What was strange to us was that he used to spend so much time on his grooming, dyeieng his hair and fluffing it up for hours outside infront of a mirror. He used to have a minceing limpwristed walk that was impossible to keep up with in its leg-numbing slowness. He used to hand-make very realistic cloth dolls for my mother. He was married but after his misfit of a son was born they separated (nothing special for sure, but the wedding pictures show a cornered man). He used to bring over male friends, who would share his bed in a "brotherly" fashion. He wore a tiny braided ponytail that he'd stuff down his shirt collar when at home. He'd spend a lot of my mum's money. He drank a lot. He was nasty.

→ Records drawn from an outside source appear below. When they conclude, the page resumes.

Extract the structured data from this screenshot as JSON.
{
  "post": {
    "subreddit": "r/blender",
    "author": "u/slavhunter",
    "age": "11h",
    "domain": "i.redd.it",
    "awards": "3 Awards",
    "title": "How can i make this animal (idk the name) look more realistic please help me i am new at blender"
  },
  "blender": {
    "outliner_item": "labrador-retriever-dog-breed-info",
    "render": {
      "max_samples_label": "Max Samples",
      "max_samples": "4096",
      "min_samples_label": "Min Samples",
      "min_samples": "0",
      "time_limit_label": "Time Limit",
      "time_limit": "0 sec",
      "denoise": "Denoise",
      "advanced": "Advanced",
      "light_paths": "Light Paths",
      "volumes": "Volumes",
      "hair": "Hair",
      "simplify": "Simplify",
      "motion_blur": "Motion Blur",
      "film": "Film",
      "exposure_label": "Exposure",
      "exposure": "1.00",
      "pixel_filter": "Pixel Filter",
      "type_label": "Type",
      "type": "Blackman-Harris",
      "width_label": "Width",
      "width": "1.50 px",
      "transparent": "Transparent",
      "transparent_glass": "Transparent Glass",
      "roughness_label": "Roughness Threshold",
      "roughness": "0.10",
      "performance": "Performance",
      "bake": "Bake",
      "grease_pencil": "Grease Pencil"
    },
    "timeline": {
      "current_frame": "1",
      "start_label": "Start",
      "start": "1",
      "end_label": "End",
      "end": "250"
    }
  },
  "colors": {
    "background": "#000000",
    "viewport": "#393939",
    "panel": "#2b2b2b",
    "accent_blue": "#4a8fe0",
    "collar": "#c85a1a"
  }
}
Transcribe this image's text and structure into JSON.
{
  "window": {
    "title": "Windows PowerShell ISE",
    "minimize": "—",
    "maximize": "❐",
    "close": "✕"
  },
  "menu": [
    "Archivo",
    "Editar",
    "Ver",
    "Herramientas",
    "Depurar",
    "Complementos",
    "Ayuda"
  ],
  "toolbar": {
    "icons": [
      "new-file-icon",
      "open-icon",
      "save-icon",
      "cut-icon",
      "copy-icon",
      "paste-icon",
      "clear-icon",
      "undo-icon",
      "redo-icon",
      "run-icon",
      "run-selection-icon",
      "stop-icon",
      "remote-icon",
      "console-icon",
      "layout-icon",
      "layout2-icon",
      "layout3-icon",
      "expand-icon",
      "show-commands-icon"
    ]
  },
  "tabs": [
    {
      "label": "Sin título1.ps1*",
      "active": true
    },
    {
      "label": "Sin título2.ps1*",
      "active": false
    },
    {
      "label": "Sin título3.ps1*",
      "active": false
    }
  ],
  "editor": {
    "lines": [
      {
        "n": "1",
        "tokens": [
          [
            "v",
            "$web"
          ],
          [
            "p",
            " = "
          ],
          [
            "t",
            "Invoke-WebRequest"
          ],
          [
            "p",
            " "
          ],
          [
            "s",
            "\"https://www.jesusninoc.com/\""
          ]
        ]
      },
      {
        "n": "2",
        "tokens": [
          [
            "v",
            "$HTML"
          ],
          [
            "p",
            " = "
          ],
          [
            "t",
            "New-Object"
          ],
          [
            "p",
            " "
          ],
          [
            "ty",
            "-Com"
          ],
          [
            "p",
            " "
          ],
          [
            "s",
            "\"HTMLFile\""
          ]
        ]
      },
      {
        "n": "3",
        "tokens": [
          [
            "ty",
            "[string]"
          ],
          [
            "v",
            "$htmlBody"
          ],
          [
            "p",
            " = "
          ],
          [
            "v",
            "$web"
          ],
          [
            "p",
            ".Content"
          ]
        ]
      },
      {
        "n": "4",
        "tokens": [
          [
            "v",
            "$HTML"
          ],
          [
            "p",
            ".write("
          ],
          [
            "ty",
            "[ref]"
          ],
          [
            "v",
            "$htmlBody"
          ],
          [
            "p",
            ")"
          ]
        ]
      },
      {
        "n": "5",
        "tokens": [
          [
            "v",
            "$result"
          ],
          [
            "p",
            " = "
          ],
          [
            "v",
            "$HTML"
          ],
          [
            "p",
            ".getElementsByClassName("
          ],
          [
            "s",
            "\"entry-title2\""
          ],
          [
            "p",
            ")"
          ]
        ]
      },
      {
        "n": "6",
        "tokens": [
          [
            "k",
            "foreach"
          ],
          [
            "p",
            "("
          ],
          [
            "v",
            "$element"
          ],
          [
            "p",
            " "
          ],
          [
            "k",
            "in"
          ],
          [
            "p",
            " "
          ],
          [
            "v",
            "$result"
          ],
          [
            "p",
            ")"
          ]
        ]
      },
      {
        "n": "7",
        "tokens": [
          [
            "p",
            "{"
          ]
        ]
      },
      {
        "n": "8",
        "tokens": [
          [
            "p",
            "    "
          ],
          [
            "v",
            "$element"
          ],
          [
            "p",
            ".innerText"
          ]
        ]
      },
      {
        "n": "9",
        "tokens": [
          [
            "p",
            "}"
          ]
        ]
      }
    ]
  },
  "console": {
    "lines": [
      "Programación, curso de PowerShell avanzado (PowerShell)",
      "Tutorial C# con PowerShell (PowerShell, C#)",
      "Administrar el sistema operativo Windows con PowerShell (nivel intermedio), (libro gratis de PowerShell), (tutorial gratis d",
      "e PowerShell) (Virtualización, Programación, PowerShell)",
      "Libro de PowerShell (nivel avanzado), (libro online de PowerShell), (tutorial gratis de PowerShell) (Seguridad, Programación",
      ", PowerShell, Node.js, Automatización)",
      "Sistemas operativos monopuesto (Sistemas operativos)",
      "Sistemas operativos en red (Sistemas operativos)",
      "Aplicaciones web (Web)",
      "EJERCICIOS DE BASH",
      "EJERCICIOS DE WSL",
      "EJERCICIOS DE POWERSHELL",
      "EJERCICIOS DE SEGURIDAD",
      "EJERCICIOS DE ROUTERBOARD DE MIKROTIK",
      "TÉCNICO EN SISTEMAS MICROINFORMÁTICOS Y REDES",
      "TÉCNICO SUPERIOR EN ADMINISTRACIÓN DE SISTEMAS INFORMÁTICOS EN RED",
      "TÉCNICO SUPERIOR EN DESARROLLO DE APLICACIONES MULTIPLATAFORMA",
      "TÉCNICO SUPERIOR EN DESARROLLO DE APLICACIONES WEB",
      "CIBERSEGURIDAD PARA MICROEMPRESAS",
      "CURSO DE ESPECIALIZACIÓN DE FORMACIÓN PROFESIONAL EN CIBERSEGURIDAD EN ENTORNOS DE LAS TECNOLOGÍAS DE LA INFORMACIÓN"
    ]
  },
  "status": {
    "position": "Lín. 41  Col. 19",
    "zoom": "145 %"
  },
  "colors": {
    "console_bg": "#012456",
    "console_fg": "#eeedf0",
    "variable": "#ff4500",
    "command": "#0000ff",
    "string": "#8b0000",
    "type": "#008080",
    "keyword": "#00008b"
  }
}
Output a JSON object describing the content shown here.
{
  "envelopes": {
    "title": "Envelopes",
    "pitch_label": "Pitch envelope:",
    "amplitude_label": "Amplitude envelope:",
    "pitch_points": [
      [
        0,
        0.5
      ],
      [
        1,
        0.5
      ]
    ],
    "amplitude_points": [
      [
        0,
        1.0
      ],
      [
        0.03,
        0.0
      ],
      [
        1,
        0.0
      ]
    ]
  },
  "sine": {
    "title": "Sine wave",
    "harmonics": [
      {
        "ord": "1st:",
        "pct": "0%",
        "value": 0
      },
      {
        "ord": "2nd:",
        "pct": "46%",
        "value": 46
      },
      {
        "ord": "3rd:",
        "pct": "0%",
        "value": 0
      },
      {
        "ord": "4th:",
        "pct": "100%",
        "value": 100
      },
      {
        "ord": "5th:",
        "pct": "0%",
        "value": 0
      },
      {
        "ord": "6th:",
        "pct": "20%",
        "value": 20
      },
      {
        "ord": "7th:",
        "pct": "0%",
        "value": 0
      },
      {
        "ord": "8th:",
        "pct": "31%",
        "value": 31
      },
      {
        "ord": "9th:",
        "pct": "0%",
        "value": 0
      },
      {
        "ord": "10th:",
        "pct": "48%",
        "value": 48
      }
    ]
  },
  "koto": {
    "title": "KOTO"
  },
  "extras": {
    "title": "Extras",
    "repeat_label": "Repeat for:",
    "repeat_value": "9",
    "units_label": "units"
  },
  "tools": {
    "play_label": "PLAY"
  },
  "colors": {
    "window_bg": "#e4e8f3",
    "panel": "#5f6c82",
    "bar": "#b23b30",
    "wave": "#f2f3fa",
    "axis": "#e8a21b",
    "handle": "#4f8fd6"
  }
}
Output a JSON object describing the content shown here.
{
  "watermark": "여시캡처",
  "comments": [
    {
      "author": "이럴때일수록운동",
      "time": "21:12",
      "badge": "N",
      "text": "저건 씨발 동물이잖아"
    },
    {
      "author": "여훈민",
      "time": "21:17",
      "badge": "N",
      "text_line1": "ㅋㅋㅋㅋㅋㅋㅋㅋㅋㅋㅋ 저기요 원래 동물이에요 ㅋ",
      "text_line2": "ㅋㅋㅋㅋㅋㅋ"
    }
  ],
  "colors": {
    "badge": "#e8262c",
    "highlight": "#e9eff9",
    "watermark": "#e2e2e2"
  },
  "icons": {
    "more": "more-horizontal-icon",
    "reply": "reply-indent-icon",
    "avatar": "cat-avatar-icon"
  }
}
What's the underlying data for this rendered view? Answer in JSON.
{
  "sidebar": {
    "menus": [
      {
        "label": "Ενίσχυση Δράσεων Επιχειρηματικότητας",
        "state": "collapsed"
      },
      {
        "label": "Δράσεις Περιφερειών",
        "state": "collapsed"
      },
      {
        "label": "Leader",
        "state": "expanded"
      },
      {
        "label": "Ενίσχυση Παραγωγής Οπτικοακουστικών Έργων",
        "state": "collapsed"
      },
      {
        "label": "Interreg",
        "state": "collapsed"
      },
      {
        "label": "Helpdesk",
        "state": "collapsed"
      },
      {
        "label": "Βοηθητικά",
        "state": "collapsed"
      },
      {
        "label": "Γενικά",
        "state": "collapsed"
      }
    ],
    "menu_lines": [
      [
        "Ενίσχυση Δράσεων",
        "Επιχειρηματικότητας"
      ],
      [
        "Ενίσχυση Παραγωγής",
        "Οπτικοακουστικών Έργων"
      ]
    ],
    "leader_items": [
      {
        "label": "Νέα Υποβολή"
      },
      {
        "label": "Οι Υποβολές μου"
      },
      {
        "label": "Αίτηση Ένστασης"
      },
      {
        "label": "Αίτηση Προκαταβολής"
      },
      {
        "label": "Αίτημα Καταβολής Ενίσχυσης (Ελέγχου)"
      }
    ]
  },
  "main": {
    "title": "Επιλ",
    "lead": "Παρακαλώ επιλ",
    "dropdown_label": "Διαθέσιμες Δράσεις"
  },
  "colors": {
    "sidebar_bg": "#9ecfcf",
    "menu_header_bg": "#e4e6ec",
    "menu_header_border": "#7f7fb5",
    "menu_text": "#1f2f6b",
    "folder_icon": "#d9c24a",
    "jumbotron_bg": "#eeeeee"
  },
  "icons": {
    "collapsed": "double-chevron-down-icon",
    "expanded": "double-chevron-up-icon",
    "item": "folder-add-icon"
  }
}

The nastiness, drinking and bitchiness to children (especially his nieces) are not steroetypical traits of gay men, but I reckon they are the result of the oppression and prejudice that cause the frustrations to come out in a nasty way. So not just for the sake of humanity and a more tolerant society should homosexuality be accepted as something that is part of human nature. Let's accept it for the sake of healthier families and happier men, for those thwarted and oppressed inevitably find someone else to torment, in most cases children. To those who say it's against God's will and design, if anything exists in the world
it is by his design.
Thing is I just guessed only a few years ago that he might have been gay. I never had confirmation, the whole family was blind to it -despite the extended grooming etc (though stereotypes mean little on their own) and I didn't run it past my mother as she would have had a fit- after all he made dolls with his hands to keep her entertained.
Tonight my cousin and I almost simultaneously said "Did you know he was gay...?" Only to stop and gawk at each other, as no-one had ever mentioned it. And it will stay like that since it will not be seen as something that he just was among other things, like he was light-skinned or liked to wear a "shirrit", it would look like I was acting out a final piece of revenge against an uncle who bullied me by "tarnishing" his name with homosexuality. I think if I said he was a child molester, rapist or red-terror torturer people would accept it more since those are more "manly and heterosexual" things to do, but loving other men? Never.